The universe in all its splendor was revealed to a crowd of 40 on Saturday night.
During the muggy evening, the space-curious, some standing in the back after all the chairs filled, packed into the visitor center at William O’Brien State Park along the St. Croix River to hear about outer space.
University astronomy graduate students Kisha Delain and Martha Boyer braved the un-air-conditioned space to give a presentation on NASA missions to the crowd including small children and elderly.
Delain and Boyer are part of the Universe in the Park program at the University. Astronomy graduate students and professors commute to Minnesota parks to give short presentations on topics in astronomy and set up telescopes for the public to use to peer into the night sky.
“I study faraway things, like galaxies that orbit each other,” Delain said to the crowd.
Boyer jumped into a presentation, and the two spoke about the Galileo mission, the Cassini-Huygens mission to Saturn and the infrared Spitzer Space Telescope.
Pointing to a slide of Saturn’s Titan moon, Boyer asked the crowd what the blue light surrounding the moon was. Immediately, a boy in the front row raised his hand and shouted matter-of-factly, “It’s the atmosphere!”
Delain later explained that often only kids know the answers to questions about planets and stars.
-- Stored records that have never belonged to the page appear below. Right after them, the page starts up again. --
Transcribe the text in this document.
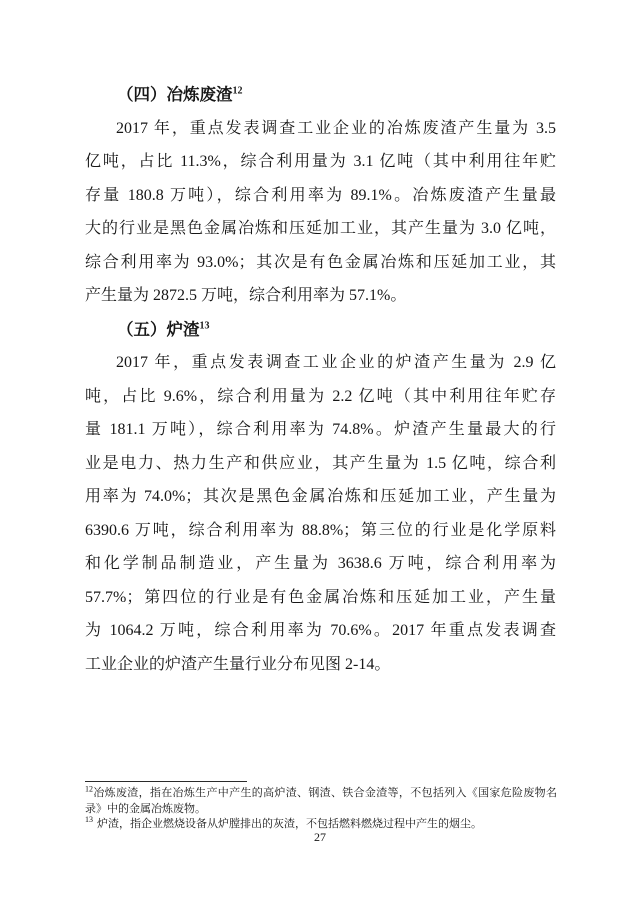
（四）冶炼废渣$^{12}$
2017 年，重点发表调查工业企业的冶炼废渣产生量为 3.5
亿吨，占比 11.3%，综合利用量为 3.1 亿吨（其中利用往年贮
存量 180.8 万吨），综合利用率为 89.1%。冶炼废渣产生量最
大的行业是黑色金属冶炼和压延加工业，其产生量为 3.0 亿吨，
综合利用率为 93.0%；其次是有色金属冶炼和压延加工业，其
产生量为 2872.5 万吨，综合利用率为 57.1%。
（五）炉渣$^{13}$
2017 年，重点发表调查工业企业的炉渣产生量为 2.9 亿
吨，占比 9.6%，综合利用量为 2.2 亿吨（其中利用往年贮存
量 181.1 万吨），综合利用率为 74.8%。炉渣产生量最大的行
业是电力、热力生产和供应业，其产生量为 1.5 亿吨，综合利
用率为 74.0%；其次是黑色金属冶炼和压延加工业，产生量为
6390.6 万吨，综合利用率为 88.8%；第三位的行业是化学原料
和化学制品制造业，产生量为 3638.6 万吨，综合利用率为
57.7%；第四位的行业是有色金属冶炼和压延加工业，产生量
为 1064.2 万吨，综合利用率为 70.6%。2017 年重点发表调查
工业企业的炉渣产生量行业分布见图 2-14。
$^{12}$冶炼废渣，指在冶炼生产中产生的高炉渣、钢渣、铁合金渣等，不包括列入《国家危险废物名录》中的金属冶炼废物。
$^{13}$ 炉渣，指企业燃烧设备从炉膛排出的灰渣，不包括燃料燃烧过程中产生的烟尘。
27
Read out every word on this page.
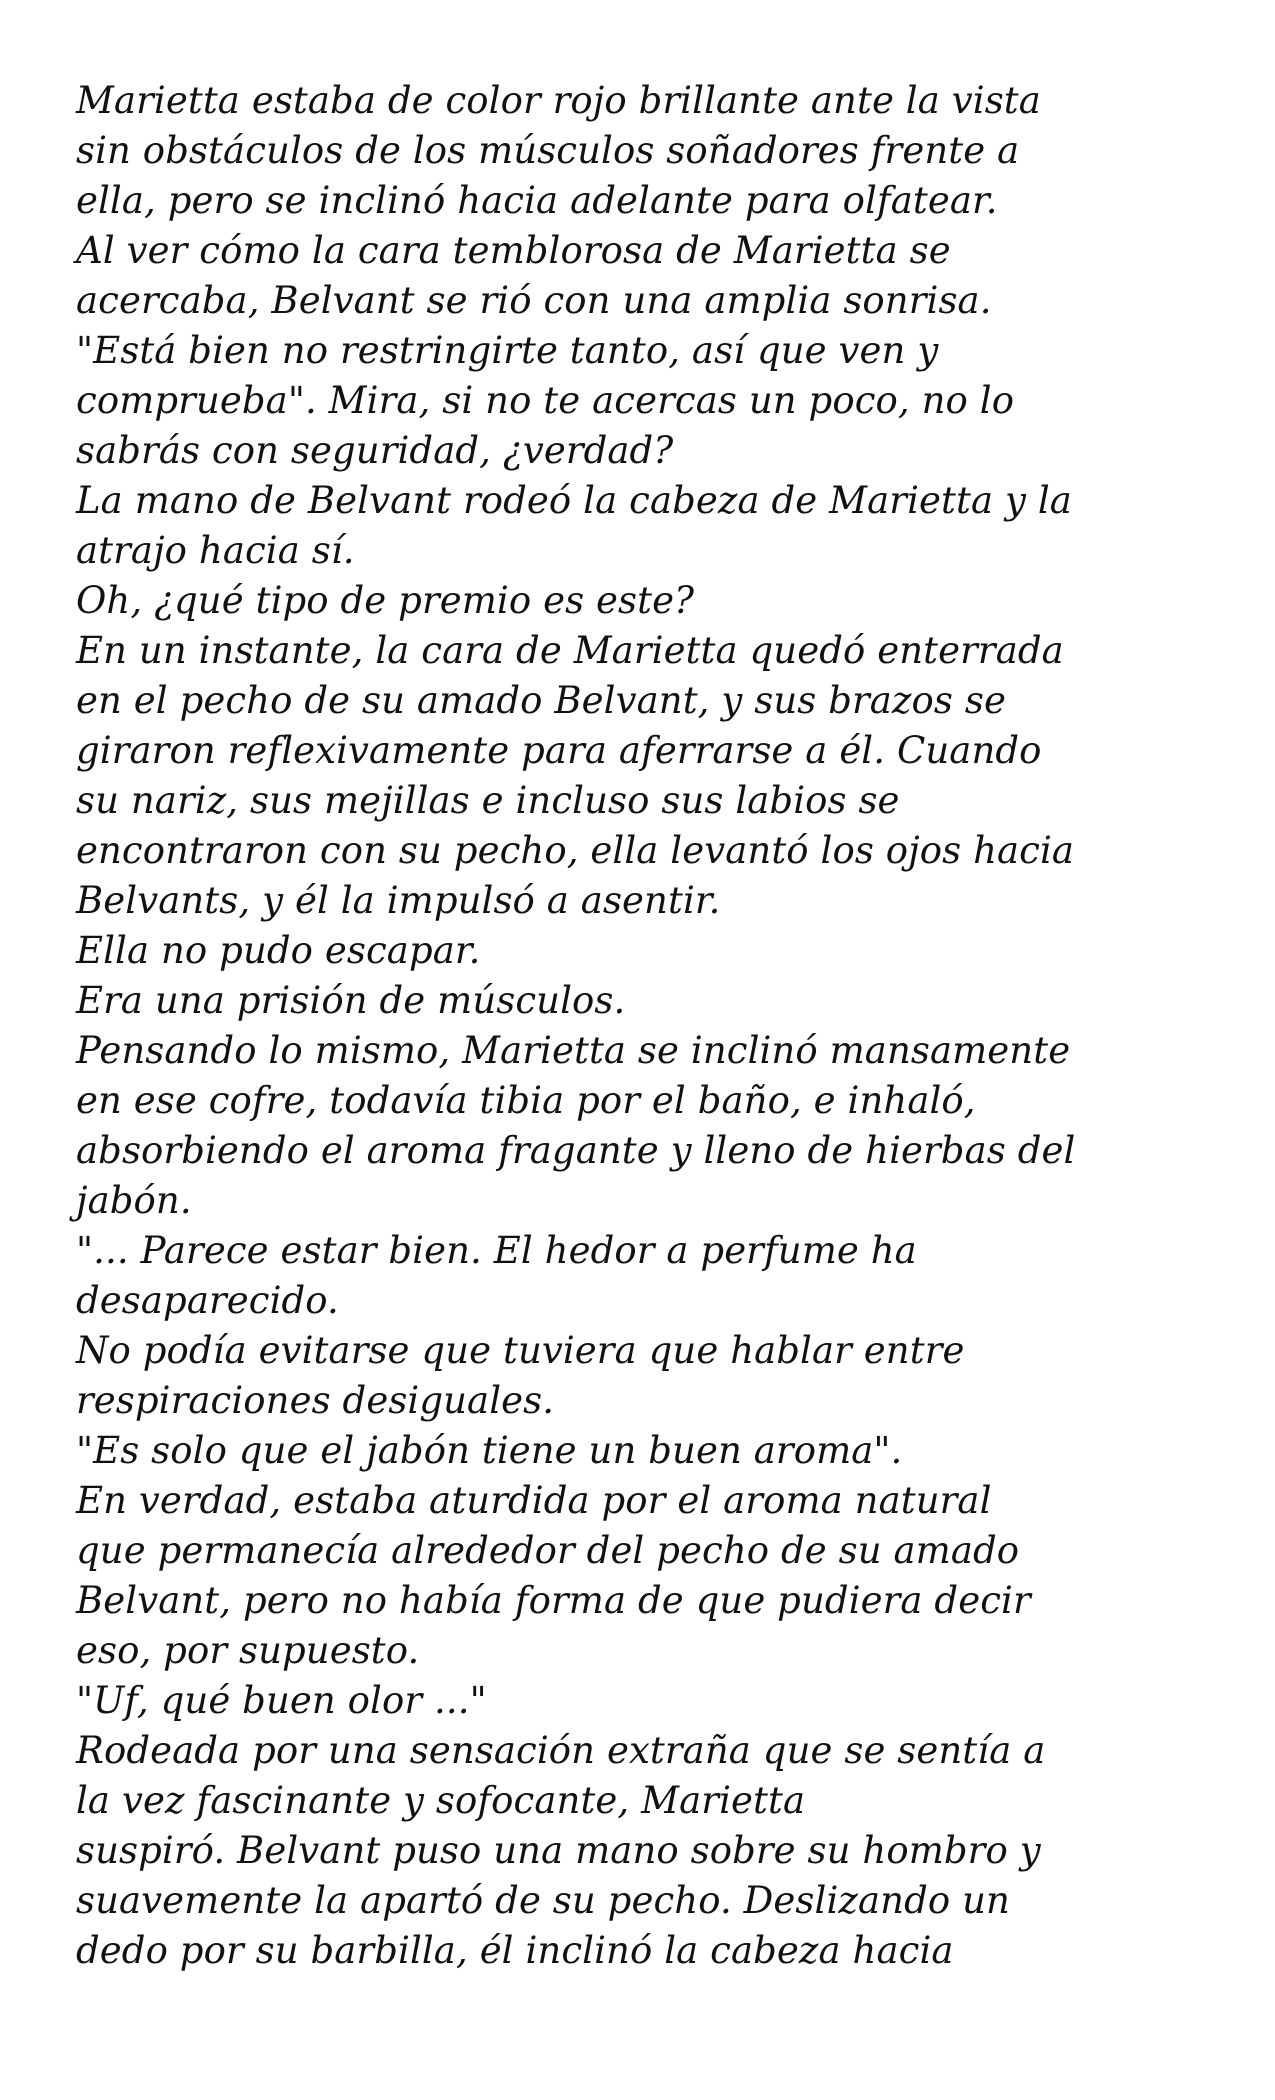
Marietta estaba de color rojo brillante ante la vista
sin obstáculos de los músculos soñadores frente a
ella, pero se inclinó hacia adelante para olfatear.
Al ver cómo la cara temblorosa de Marietta se
acercaba, Belvant se rió con una amplia sonrisa.
"Está bien no restringirte tanto, así que ven y
comprueba". Mira, si no te acercas un poco, no lo
sabrás con seguridad, ¿verdad?
La mano de Belvant rodeó la cabeza de Marietta y la
atrajo hacia sí.
Oh, ¿qué tipo de premio es este?
En un instante, la cara de Marietta quedó enterrada
en el pecho de su amado Belvant, y sus brazos se
giraron reflexivamente para aferrarse a él. Cuando
su nariz, sus mejillas e incluso sus labios se
encontraron con su pecho, ella levantó los ojos hacia
Belvants, y él la impulsó a asentir.
Ella no pudo escapar.
Era una prisión de músculos.
Pensando lo mismo, Marietta se inclinó mansamente
en ese cofre, todavía tibia por el baño, e inhaló,
absorbiendo el aroma fragante y lleno de hierbas del
jabón.
"... Parece estar bien. El hedor a perfume ha
desaparecido.
No podía evitarse que tuviera que hablar entre
respiraciones desiguales.
"Es solo que el jabón tiene un buen aroma".
En verdad, estaba aturdida por el aroma natural
que permanecía alrededor del pecho de su amado
Belvant, pero no había forma de que pudiera decir
eso, por supuesto.
"Uf, qué buen olor ..."
Rodeada por una sensación extraña que se sentía a
la vez fascinante y sofocante, Marietta
suspiró. Belvant puso una mano sobre su hombro y
suavemente la apartó de su pecho. Deslizando un
dedo por su barbilla, él inclinó la cabeza hacia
“Schools actually do teach this stuff, and it’s fresher in their minds (than in adults’),” Delain said. “It’s an obscure topic, but everyone’s interested in it.”
Evan Skillman, professor of astronomy and creator of the program, said it’s a good education for attendees.
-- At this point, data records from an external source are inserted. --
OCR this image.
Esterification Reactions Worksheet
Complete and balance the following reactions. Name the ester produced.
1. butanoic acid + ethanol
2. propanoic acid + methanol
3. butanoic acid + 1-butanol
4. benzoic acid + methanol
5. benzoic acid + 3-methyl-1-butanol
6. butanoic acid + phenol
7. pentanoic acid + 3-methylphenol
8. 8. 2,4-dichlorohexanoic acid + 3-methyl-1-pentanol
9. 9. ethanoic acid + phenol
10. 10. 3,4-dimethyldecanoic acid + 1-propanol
“It’s an opportunity for the public to get their questions answered,” he said.
People have an innate curiosity about space and astronomy, and the program allows them to connect with researchers who can answer their questions, Skillman said.
A similar program by the University of Wisconsin astronomy department inspired Skillman to start Universe in the Park, he said. He wrote a grant proposal to NASA in 2000 to initiate the program, and a series of grants has supported it since.
Skillman has access to such grants because he applied to spend time looking at NASA’s Hubble Space Telescope. Only 15 percent of applicants are granted access to the telescope, and Skillman was one of those accepted.
While Skillman gets the opportunity to observe the night sky through the Hubble telescope, the crowd at William O’Brien State Park got a look at Jupiter through $1,000 telescopes from the astronomy department.
Among the attendees was 7-year-old Nathan Wall of Woodbury, who said he wants to be an astronaut when he grows up. He came with his parents, John and Sara, and his brother Mitchell.
Jordan Sullivan, 9, of Apple Valley squinted through the eyepiece and said it looked way different than he thought it would.
“I haven’t even looked through a telescope before!” he said.
Campers Seth and Ann Rosenzweig of Bloomington attended the event after seeing it on an activity sheet at the park. After stepping away from one of the telescopes, Seth Rosenzweig said he had looked through one before, but “not this nice of a telescope!”